US 11,861,328 B2
Processor for fine-grain sparse integer and floating-point operations
Ali Shafiee Ardestani, Santa Clara, CA (US); and Joseph H. Hassoun, San Jose, CA (US)
Assigned to Samsung Electronics Co., Ltd., Yongin-si (KR)
Filed by Samsung Electronics Co., Ltd., Suwon-si (KR)
Filed on Dec. 23, 2020, as Appl. No. 17/133,288.
Claims priority of provisional application 63/112,299, filed on Nov. 11, 2020.
Prior Publication US 2022/0147313 A1, May 12, 2022
This patent is subject to a terminal disclaimer.
Int. Cl.
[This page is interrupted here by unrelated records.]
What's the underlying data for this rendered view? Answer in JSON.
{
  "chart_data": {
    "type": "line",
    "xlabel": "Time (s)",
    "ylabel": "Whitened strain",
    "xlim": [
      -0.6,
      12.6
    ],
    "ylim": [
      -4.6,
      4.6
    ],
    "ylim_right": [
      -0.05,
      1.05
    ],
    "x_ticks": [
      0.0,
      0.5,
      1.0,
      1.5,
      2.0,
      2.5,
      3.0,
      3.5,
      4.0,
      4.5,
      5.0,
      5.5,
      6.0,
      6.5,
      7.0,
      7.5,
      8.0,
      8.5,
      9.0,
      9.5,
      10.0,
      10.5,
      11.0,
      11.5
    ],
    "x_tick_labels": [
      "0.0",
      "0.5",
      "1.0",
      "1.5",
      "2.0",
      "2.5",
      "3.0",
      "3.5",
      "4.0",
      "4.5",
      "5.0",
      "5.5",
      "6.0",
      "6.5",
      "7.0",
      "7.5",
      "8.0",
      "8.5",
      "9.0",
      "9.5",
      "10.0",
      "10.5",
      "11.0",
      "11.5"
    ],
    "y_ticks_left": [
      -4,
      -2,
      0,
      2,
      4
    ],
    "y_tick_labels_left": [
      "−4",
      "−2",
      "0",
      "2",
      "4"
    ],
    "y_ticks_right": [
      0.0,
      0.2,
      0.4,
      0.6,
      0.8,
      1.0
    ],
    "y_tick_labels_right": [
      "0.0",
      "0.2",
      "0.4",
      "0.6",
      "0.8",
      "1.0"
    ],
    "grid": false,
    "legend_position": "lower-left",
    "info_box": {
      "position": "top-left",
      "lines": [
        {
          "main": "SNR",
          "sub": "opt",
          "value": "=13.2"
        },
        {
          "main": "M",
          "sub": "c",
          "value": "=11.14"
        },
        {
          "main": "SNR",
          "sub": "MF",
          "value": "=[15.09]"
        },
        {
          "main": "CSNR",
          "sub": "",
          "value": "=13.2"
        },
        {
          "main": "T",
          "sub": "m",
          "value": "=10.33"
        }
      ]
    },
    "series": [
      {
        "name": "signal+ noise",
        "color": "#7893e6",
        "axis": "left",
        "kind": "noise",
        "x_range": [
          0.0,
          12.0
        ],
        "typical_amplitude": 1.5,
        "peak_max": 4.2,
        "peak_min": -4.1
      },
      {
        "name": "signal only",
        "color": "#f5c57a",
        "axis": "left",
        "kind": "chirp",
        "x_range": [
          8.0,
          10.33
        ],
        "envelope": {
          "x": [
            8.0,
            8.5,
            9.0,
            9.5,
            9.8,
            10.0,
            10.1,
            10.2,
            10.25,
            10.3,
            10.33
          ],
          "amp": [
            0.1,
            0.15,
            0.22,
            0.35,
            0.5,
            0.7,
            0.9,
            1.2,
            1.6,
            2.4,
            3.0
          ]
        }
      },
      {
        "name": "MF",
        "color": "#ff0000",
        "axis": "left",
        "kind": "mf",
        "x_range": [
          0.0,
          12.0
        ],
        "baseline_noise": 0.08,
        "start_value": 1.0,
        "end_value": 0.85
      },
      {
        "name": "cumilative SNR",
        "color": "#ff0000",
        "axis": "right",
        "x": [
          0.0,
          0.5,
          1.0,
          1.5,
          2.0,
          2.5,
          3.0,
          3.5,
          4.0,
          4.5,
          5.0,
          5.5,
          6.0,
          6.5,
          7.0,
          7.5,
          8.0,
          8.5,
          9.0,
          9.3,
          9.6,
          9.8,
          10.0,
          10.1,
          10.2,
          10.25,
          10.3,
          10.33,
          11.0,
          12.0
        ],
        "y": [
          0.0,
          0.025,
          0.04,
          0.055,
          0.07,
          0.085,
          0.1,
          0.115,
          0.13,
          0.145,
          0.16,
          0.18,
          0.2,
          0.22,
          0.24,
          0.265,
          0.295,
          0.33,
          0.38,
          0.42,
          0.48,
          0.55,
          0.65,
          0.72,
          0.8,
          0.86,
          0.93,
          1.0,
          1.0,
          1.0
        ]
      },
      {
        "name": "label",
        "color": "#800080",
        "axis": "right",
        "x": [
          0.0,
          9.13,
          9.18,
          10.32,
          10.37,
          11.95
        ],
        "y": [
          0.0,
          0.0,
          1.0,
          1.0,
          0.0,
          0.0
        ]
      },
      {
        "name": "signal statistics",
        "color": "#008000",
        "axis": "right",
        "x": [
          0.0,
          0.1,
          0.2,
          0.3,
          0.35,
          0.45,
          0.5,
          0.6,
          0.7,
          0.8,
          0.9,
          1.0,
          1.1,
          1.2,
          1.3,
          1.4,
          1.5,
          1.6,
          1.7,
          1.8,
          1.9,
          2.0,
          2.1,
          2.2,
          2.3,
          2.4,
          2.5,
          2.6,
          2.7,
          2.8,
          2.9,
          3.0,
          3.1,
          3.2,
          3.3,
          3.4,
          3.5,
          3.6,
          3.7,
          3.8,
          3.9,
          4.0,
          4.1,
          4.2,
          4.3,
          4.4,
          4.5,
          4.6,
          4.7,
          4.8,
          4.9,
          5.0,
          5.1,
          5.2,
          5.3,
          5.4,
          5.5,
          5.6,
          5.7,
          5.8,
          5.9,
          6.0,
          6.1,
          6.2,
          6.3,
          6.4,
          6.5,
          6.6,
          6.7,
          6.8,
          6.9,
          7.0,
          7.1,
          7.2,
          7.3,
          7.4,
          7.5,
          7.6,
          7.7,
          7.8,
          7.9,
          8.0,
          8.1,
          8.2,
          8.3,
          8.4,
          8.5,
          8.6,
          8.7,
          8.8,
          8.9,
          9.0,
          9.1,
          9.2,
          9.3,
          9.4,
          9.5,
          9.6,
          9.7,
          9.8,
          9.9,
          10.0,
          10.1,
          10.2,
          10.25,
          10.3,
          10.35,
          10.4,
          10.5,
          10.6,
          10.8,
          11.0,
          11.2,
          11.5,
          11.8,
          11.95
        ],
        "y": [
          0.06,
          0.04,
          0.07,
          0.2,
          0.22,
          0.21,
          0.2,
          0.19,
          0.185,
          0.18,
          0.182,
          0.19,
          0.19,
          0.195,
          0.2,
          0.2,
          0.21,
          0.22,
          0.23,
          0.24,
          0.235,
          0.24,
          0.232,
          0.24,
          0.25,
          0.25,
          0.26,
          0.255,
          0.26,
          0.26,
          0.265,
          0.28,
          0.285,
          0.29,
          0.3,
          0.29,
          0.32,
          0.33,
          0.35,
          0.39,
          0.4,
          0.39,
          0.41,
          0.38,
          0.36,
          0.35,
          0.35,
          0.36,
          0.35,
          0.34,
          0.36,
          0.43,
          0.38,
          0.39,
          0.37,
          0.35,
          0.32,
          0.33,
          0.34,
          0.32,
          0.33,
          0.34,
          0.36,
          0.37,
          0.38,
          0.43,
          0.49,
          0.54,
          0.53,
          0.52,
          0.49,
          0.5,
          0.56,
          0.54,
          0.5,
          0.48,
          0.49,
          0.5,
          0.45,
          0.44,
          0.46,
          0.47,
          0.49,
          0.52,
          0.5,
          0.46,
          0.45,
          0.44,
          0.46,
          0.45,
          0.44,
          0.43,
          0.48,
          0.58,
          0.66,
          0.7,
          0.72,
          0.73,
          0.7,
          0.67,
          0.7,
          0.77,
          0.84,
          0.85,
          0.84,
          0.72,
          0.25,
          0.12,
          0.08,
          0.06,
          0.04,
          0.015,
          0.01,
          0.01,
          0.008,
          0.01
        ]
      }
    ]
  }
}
G06F 7/487 (2006.01); G06F 7/485 (2006.01); G06F 7/544 (2006.01); G06N 3/063 (2023.01)
CPC G06F 7/4876 (2013.01) [G06F 7/485 (2013.01); G06F 7/5443 (2013.01); G06N 3/063 (2013.01)] 20 Claims
OG exemplary drawing
 
1. A method for performing computations by a neural network via a processing circuit, the method comprising:
identifying, by the processing circuit, a first plurality of weights having a first arrangement;
generating, by the processing circuit, a first set of products, each product of the first set of products being an integer product of a first activation value and a respective weight of a first plurality of weights;
generating, by the processing circuit, a second set of products, each product of the second set of products being a floating-point product of a second activation value and a respective weight of a second plurality of weights; and
outputting, by the processing circuit, at least one of the first set of products or the second set of products for use by the neural network,
each of the weights of the first plurality of weights including a least significant sub-word and a most significant sub-word,
the most significant sub-word of a first weight of the first plurality of weights being nonzero,
the most significant sub-word of a second weight of the first plurality of weights being zero,
the generating of the first set of products comprising:
processing the first plurality of weights to have a second arrangement different from the first arrangement;
storing the first plurality of weights arranged according to the second arrangement into a first memory space;
multiplying, in a first multiplier, the first activation value by the least significant sub-word of the first weight stored in the first memory space to form a first partial product;
multiplying, in a second multiplier, the first activation value by the least significant sub-word of the second weight stored in the first memory space;
multiplying, in a third multiplier, the first activation value by the most significant sub-word of the first weight to form a second partial product; and
adding the first partial product and the second partial product;
the forming of the second set of products comprising forming a first floating point product,
the forming of the first floating point product comprising multiplying, in the first multiplier, a first sub-word of a mantissa of the second activation value by a first sub-word of a mantissa of a first weight of the second plurality of weights, to form a third partial product.